Here is a short explanation of the relevant parameters and their proposed settings.
“number of background threads”
(parameter in darktablerc: worker_threads)
This parameter defines the maximum number of threads that are allowed in parallel when importing film rolls or doing other background stuff. For obvious reasons on 32-bit systems you can only have one thread eating resources at a time. So you need set this parameter to 1; anything higher will kill you. For the same reason you also must set the number of parallel export threads to 1.
“host memory limit (in MB) for tiling”
(parameter in darktablerc: host_memory_limit)

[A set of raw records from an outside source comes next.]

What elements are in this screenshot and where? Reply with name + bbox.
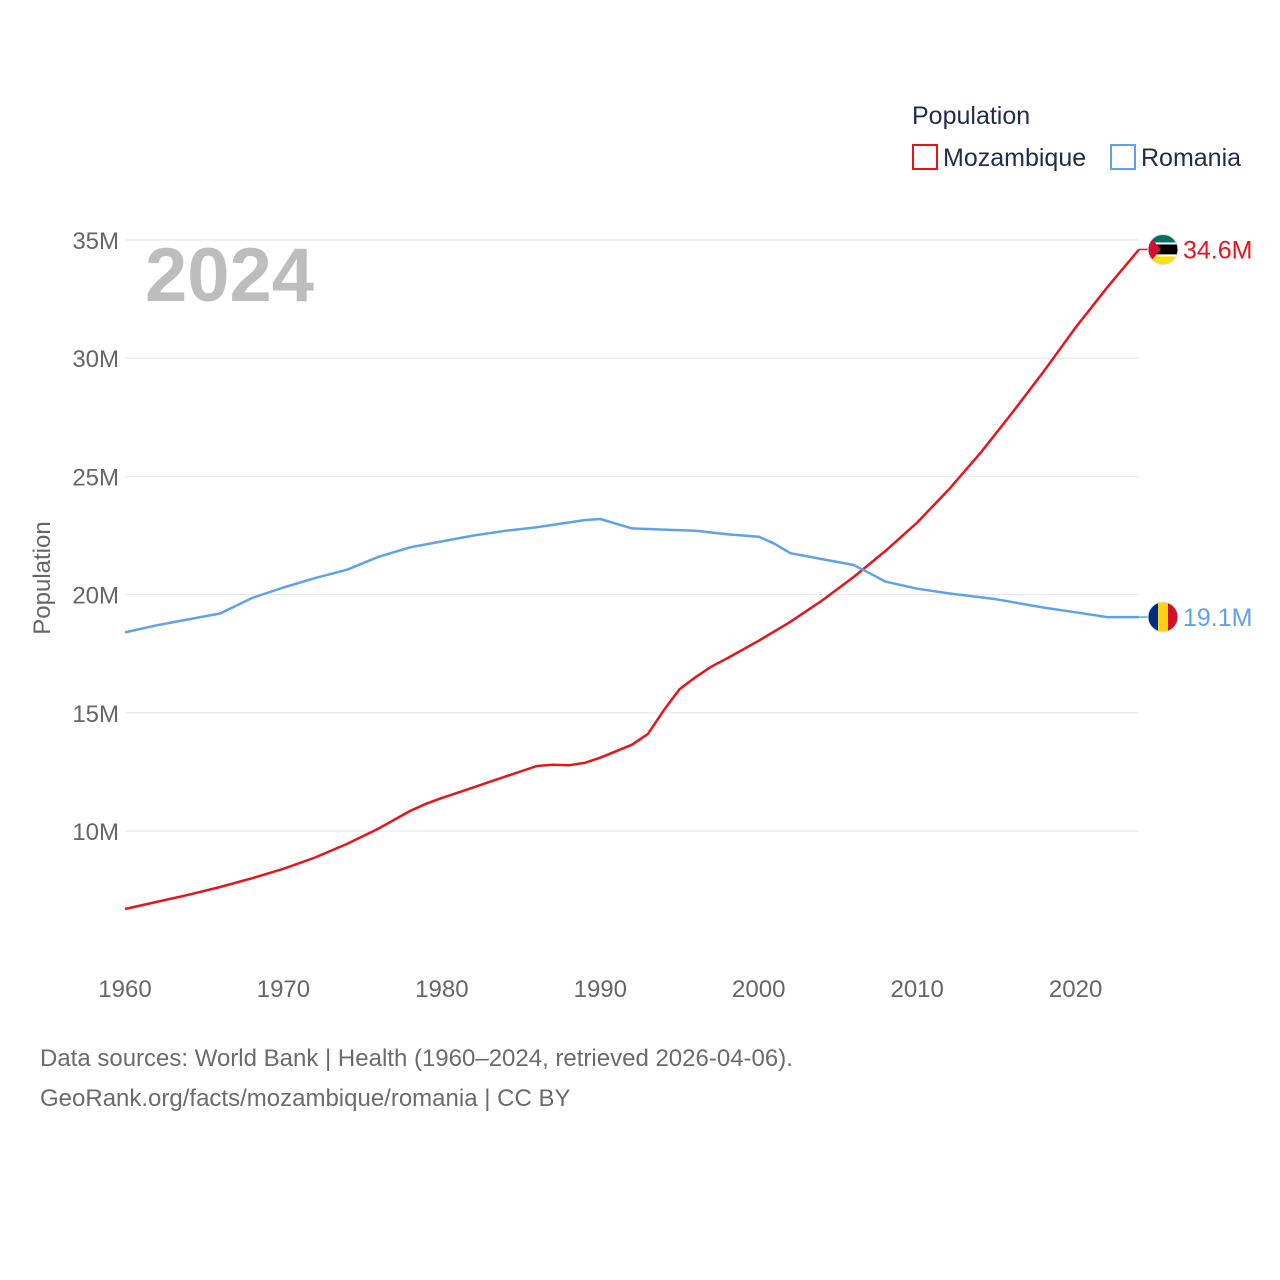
y-tick-25M: 25M bbox=[72, 464, 119, 491]
series-lines bbox=[124, 248, 1140, 911]
gridlines bbox=[125, 239, 1139, 832]
legend-swatch-mozambique bbox=[912, 144, 938, 170]
series-line-mozambique bbox=[124, 248, 1140, 911]
legend-item-mozambique[interactable]: Mozambique bbox=[912, 144, 1086, 172]
y-tick-15M: 15M bbox=[72, 701, 119, 728]
x-tick-2010: 2010 bbox=[890, 976, 943, 1003]
legend-title: Population bbox=[912, 102, 1030, 130]
y-axis-ticks: 10M 15M 20M 25M 30M 35M bbox=[72, 228, 119, 846]
legend-item-romania[interactable]: Romania bbox=[1110, 144, 1241, 172]
x-tick-2020: 2020 bbox=[1049, 976, 1102, 1003]
y-tick-30M: 30M bbox=[72, 346, 119, 373]
x-tick-1970: 1970 bbox=[257, 976, 310, 1003]
end-label-mozambique: 34.6M bbox=[1183, 236, 1252, 264]
series-end-markers: 34.6M 19.1M bbox=[1139, 233, 1252, 633]
x-axis-ticks: 1960 1970 1980 1990 2000 2010 2020 bbox=[98, 976, 1102, 1003]
legend-label-mozambique: Mozambique bbox=[943, 144, 1086, 172]
romania-flag-icon bbox=[1147, 601, 1179, 633]
legend-label-romania: Romania bbox=[1141, 144, 1241, 172]
year-label: 2024 bbox=[145, 233, 314, 318]
legend-swatch-romania bbox=[1110, 144, 1136, 170]
x-tick-1960: 1960 bbox=[98, 976, 151, 1003]
y-axis-label: Population bbox=[29, 521, 56, 634]
mozambique-flag-icon bbox=[1147, 233, 1179, 265]
end-label-romania: 19.1M bbox=[1183, 604, 1252, 632]
source-note: Data sources: World Bank | Health (1960–… bbox=[40, 1045, 793, 1072]
y-tick-35M: 35M bbox=[72, 228, 119, 255]
x-tick-1980: 1980 bbox=[415, 976, 468, 1003]
series-line-romania bbox=[124, 517, 1139, 634]
x-tick-2000: 2000 bbox=[732, 976, 785, 1003]
legend[interactable]: Population Mozambique Romania bbox=[912, 102, 1241, 172]
source-url: GeoRank.org/facts/mozambique/romania | C… bbox=[40, 1085, 571, 1112]
y-tick-10M: 10M bbox=[72, 819, 119, 846]
y-tick-20M: 20M bbox=[72, 583, 119, 610]
x-tick-1990: 1990 bbox=[574, 976, 627, 1003]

This parameter tells DT how much memory (in MB) it should assume as available to store image buffers during module operations. If an image can not be processed within these limits in one chunk, tiling will take over and process the image in several parts, one after the other. Set this to the lowest possible value of 500 as a starting point. You might experiment later whether you can increase it a bit in order to reduce the overhead of tiling.
“minimum amount of memory (in MB) for a single buffer in tiling”

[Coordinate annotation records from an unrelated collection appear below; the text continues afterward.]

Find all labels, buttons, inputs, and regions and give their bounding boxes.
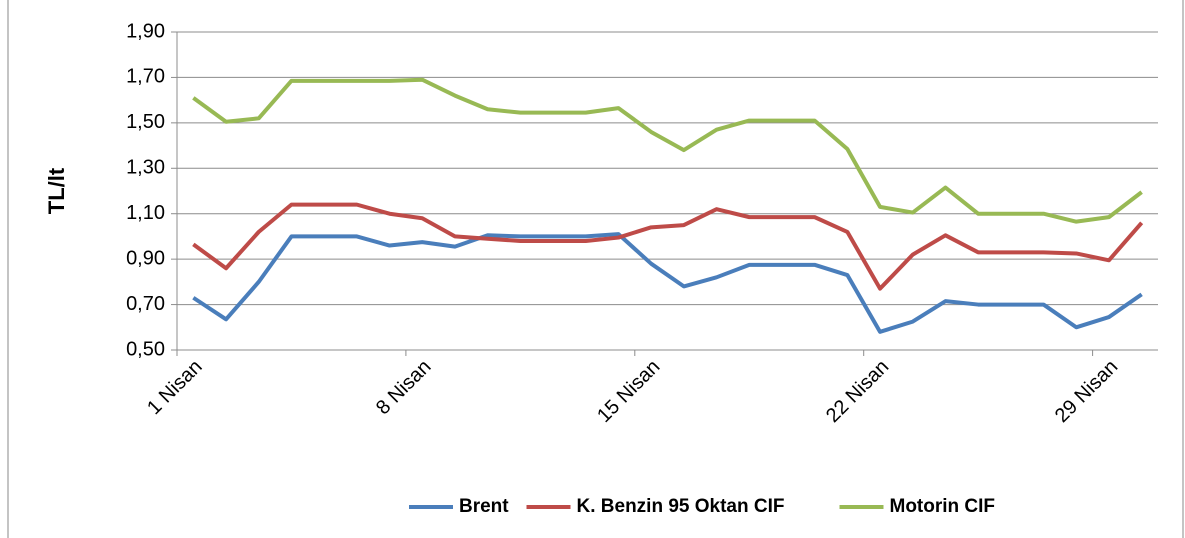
y-tick-label: 1,50 (126, 111, 165, 133)
legend-label: K. Benzin 95 Oktan CIF (577, 496, 785, 517)
chart-frame (7, 0, 1184, 538)
y-tick-label: 1,70 (126, 66, 165, 88)
series-line (192, 202, 1144, 291)
y-tick-label: 1,30 (126, 157, 165, 179)
y-axis-label: TL/lt (44, 167, 69, 214)
legend-label: Motorin CIF (890, 496, 996, 517)
legend-label: Brent (459, 496, 509, 517)
y-tick-label: 1,10 (126, 202, 165, 224)
series-line (192, 232, 1143, 334)
series-line (192, 77, 1143, 224)
y-tick-label: 1,90 (126, 20, 165, 42)
y-tick-label: 0,50 (126, 338, 165, 360)
y-tick-label: 0,70 (126, 293, 165, 315)
y-tick-label: 0,90 (126, 247, 165, 269)
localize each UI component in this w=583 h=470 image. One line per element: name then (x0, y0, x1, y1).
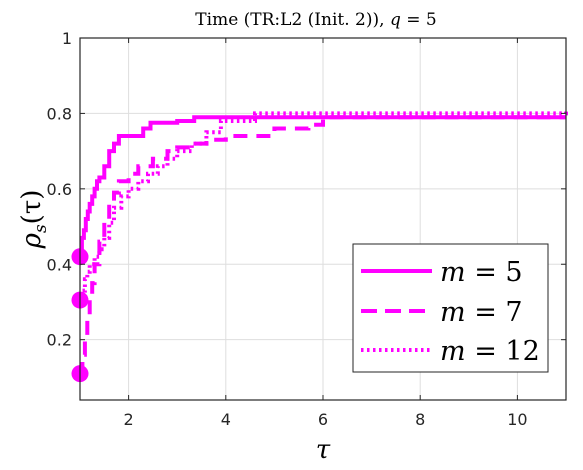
legend-label-m12: m = 12 (440, 336, 540, 367)
legend-label-m12-eq: = (466, 336, 506, 367)
legend-label-m5-var: m (440, 257, 466, 288)
series-lines (79, 111, 568, 376)
series-line-m12 (80, 111, 568, 303)
x-axis-label: τ (316, 435, 331, 465)
legend-label-m5: m = 5 (440, 257, 523, 288)
chart-title-prefix: Time (TR:L2 (Init. 2)), (195, 10, 390, 30)
legend-label-m7: m = 7 (440, 297, 523, 328)
series-line-m7 (80, 115, 566, 376)
legend-label-m5-eq: = (466, 257, 506, 288)
legend-label-m5-value: 5 (505, 257, 522, 288)
y-axis-label-subscript: s (31, 224, 51, 233)
y-tick-label: 1 (62, 29, 72, 48)
series-line-m5 (79, 115, 566, 259)
y-axis-label-base: ρ (17, 232, 47, 249)
y-tick-label: 0.4 (47, 255, 72, 274)
x-tick-label: 8 (415, 410, 425, 429)
chart-title-variable: q (390, 10, 401, 30)
legend-label-m7-value: 7 (505, 297, 522, 328)
legend-label-m12-value: 12 (505, 336, 539, 367)
x-tick-label: 10 (507, 410, 527, 429)
axis-ticks: 2 4 6 8 10 0.2 0.4 0.6 0.8 1 (47, 29, 566, 429)
legend-label-m7-var: m (440, 297, 466, 328)
legend: m = 5 m = 7 m = 12 (352, 243, 549, 373)
x-tick-label: 2 (124, 410, 134, 429)
chart-title: Time (TR:L2 (Init. 2)), q = 5 (195, 10, 436, 30)
y-tick-label: 0.8 (47, 104, 72, 123)
chart-title-suffix: = 5 (401, 10, 437, 30)
x-tick-label: 4 (221, 410, 231, 429)
y-axis-label-argument: (τ) (17, 190, 47, 225)
legend-label-m7-eq: = (466, 297, 506, 328)
y-tick-label: 0.6 (47, 180, 72, 199)
y-axis-label: ρs(τ) (17, 190, 51, 250)
y-tick-label: 0.2 (47, 331, 72, 350)
x-tick-label: 6 (318, 410, 328, 429)
legend-label-m12-var: m (440, 336, 466, 367)
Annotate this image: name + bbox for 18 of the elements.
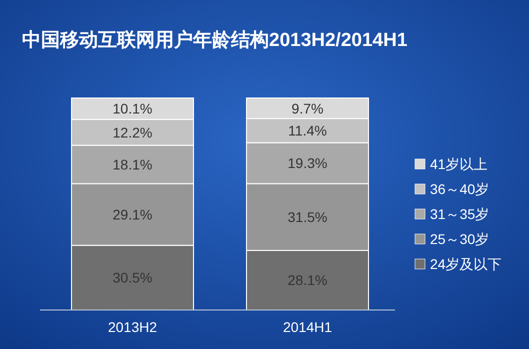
data-label: 9.7% bbox=[292, 100, 324, 116]
data-label: 31.5% bbox=[288, 209, 328, 226]
chart-title: 中国移动互联网用户年龄结构2013H2/2014H1 bbox=[22, 29, 408, 51]
data-label: 28.1% bbox=[288, 272, 328, 288]
data-label: 30.5% bbox=[112, 270, 152, 286]
legend-label: 36～40岁 bbox=[430, 181, 490, 197]
x-tick-label: 2013H2 bbox=[108, 319, 158, 335]
data-label: 29.1% bbox=[112, 206, 152, 222]
x-tick-label: 2014H1 bbox=[282, 319, 332, 335]
data-label: 18.1% bbox=[112, 156, 152, 172]
legend-label: 41岁以上 bbox=[430, 156, 488, 172]
legend-label: 25～30岁 bbox=[430, 231, 490, 247]
data-label: 12.2% bbox=[112, 124, 152, 140]
data-label: 19.3% bbox=[288, 155, 328, 172]
legend-label: 31～35岁 bbox=[430, 206, 490, 222]
data-label: 11.4% bbox=[288, 122, 327, 139]
data-label: 10.1% bbox=[112, 100, 152, 117]
legend-label: 24岁及以下 bbox=[430, 256, 502, 272]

(parameter in darktablerc: singlebuffer_limit)
This is a second parameter that controls tiling. It sets a lower limit for the size of intermediate image buffers in megabytes. The parameter is needed to avoid excessive tiling in some cases (for some modules). Set this parameter to a low value of 8. You might tentatively increase it to 16 later.
“memory in bytes to use for mipmap cache”

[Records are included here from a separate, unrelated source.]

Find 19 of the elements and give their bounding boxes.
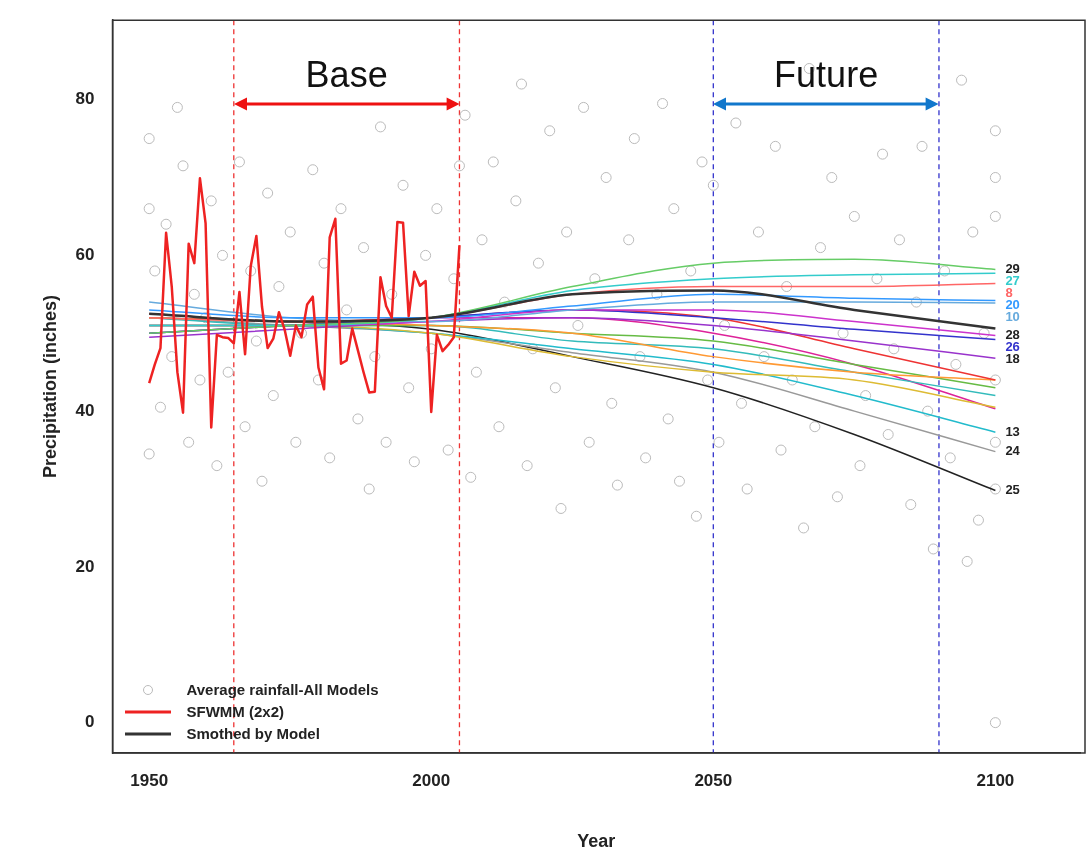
x-tick-label: 1950	[130, 770, 169, 790]
series-label: 24	[1005, 443, 1021, 459]
y-tick-label: 0	[85, 712, 95, 732]
x-tick-label: 2050	[694, 770, 733, 790]
y-axis-title: Precipitation (inches)	[39, 295, 60, 479]
legend-label: SFWMM (2x2)	[186, 702, 284, 722]
x-tick-label: 2100	[976, 770, 1015, 790]
y-tick-label: 80	[75, 89, 95, 109]
series-label: 25	[1005, 482, 1020, 498]
y-tick-label: 20	[75, 556, 95, 576]
x-axis-title: Year	[577, 831, 616, 852]
y-tick-label: 40	[75, 400, 95, 420]
annotation: Future	[774, 54, 879, 97]
legend-label: Smothed by Model	[186, 724, 320, 744]
legend-label: Average rainfall-All Models	[186, 680, 379, 700]
annotation: Base	[305, 54, 388, 97]
y-tick-label: 60	[75, 245, 95, 265]
x-tick-label: 2000	[412, 770, 451, 790]
series-label: 13	[1005, 423, 1020, 439]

(parameter in darktablerc: cache_memory)
This controls how many thumbnails (or mip maps) can be stored in memory at a time. As a starting point set this to something like 256MB (give the number in bytes). [Remark: in a previous version of this blog I recommended to start with 32MB. This was a bit too optimistic, as it would not be sufficient to store the thumbs even of a moderately sized film roll. A lot of thumb reprocessing would be the consequence.]
To avoid the problem of memory fragmentation during longer runs of darktable, the new caching scheme frontloads the memory costs and allocates this cache once at the beginning. Some Linux kernels use over-committing memory allocation, which means you don’t immediately pay for all of the memory in terms of RSS (resident set size, the non-swapped physical memory), but in any case you pay for the address space. As explained before, this poses a problem for 32-bit systems and will at first sight appear as a regression over the (terribly slow, but that’s another story) 0.9.3-style cache. In the long run however, this is all memory that’s ever going to be allocated for thumbnails, so if we can successfully grab this portion once, we are relieving a lot of pressure on fragmentation for long sessions.
darktable on 64-bit systems
There’s not much to be said here. Of course also 64-bit systems require a sufficient amount of main memory. So the 4GB plus swap recommendation holds true. On the other hand, 64-bit architectures do not suffer from the specific 32-bit limitations like small address space and fragmentation madness.
Any modern Intel or AMD 64-bit CPU will have an available address space in the range of several Terabytes. The word “modern” is relative in this context: all AMD and Intel CPUs introduced since 2003 and 2004, respectively, offer a 64-bit mode. Linux 64-bit has been available since many years.
All relevant Linux distributions give you the free choice to install a 32-bit or a 64-bit version with no added costs. You can even run old 32-bit binaries on a 64-bit Linux. The only thing you need to do: invest some time into the migration. In the end we strongly recommend to move to a 64-bit version of Linux. There isn’t much good reason, not to make this step.